The most concrete prompt-level guidance came from the aibuilderclub thread on Codex /goal. aibuilderclub_'s six-element post said a durable goal needs six fields:

Outcome
Verification
Constraints
Boundaries
Iteration policy
Stop condition

aibuilderclub_'s example post then contrasted a vague "improve performance" request with a benchmarked p95 target, while aibuilderclub_'s checklist post added eight pre-launch checks and aibuilderclub_'s tools post recommended /grill-me plus goalbuddy for clarifying ambiguous work.

The more maximal version of this idea showed up in the background commentary. pvncher's orchestrator post argued that you can describe the loops you want and let the model carry them out, zachtratar's heartbeat reply reduced the pattern to agents pulling from a task list on a heartbeat, and steipete's loop-design post said the file he uses is a VISION.md.
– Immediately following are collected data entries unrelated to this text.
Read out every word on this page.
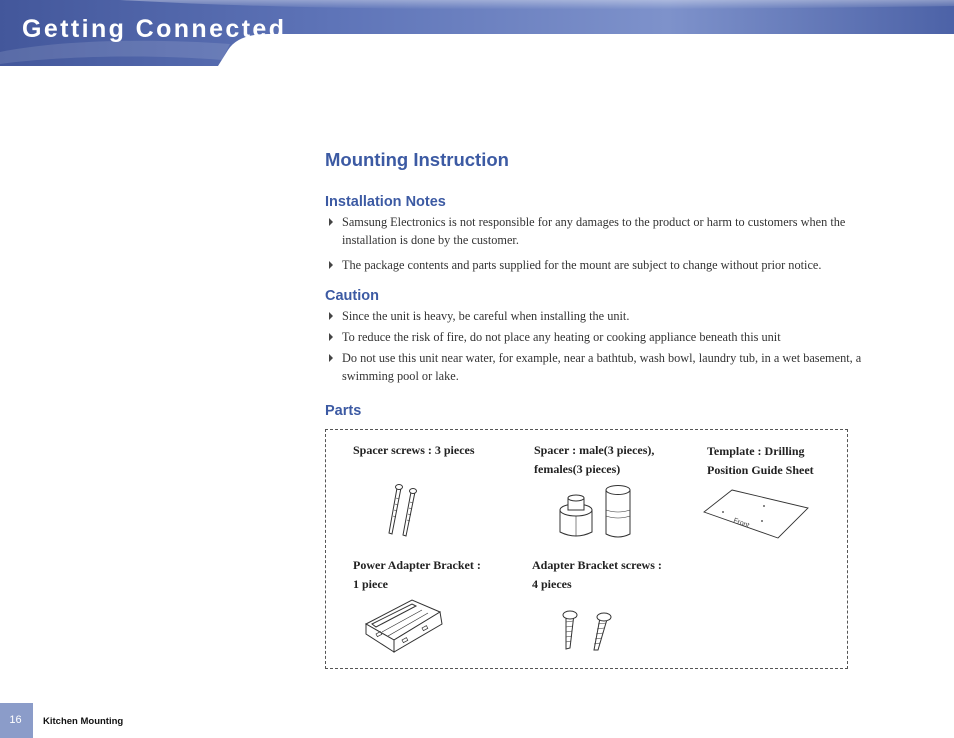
Getting Connected
Mounting Instruction
Installation Notes
Samsung Electronics is not responsible for any damages to the product or harm to customers when the installation is done by the customer.
The package contents and parts supplied for the mount are subject to change without prior notice.
Caution
Since the unit is heavy, be careful when installing the unit.
To reduce the risk of fire, do not place any heating or cooking appliance beneath this unit
Do not use this unit near water, for example, near a bathtub, wash bowl, laundry tub, in a wet basement, a swimming pool or lake.
Parts
Spacer screws : 3 pieces	Spacer : male(3 pieces),
females(3 pieces)
Template : Drilling
Position Guide Sheet
Front
Power Adapter Bracket :
1 piece
Adapter Bracket screws :
4 pieces
16	Kitchen Mounting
Skills are becoming trainable assets

The last interesting shift is that skill files themselves are starting to look mutable and testable, not static prompt cargo. Hermes v0.16.0 shipped a desktop GUI, dashboard overhaul, and a leaner built-in skillset according to Teknium's release thread, while Teknium's dashboard update separately called out a more comprehensive skills-hub search.

On the research side, Microsoft's SkillOpt paper treats the skill document as the trainable state of a frozen agent. AlphaSignalAI's summary said the optimizer model proposes bounded add, delete, or replace edits, accepts a candidate only if it beats the prior version on held-out evaluation, and reported wins or ties on 52 setups, including gains up to 24.8 points on coding harnesses.

That lands neatly beside the week's other projects. OpenProse turns workflows into versioned files, Spec Kit turns requirements into commandable artifacts, and SkillOpt pushes one level deeper by trying to optimize the instruction file itself.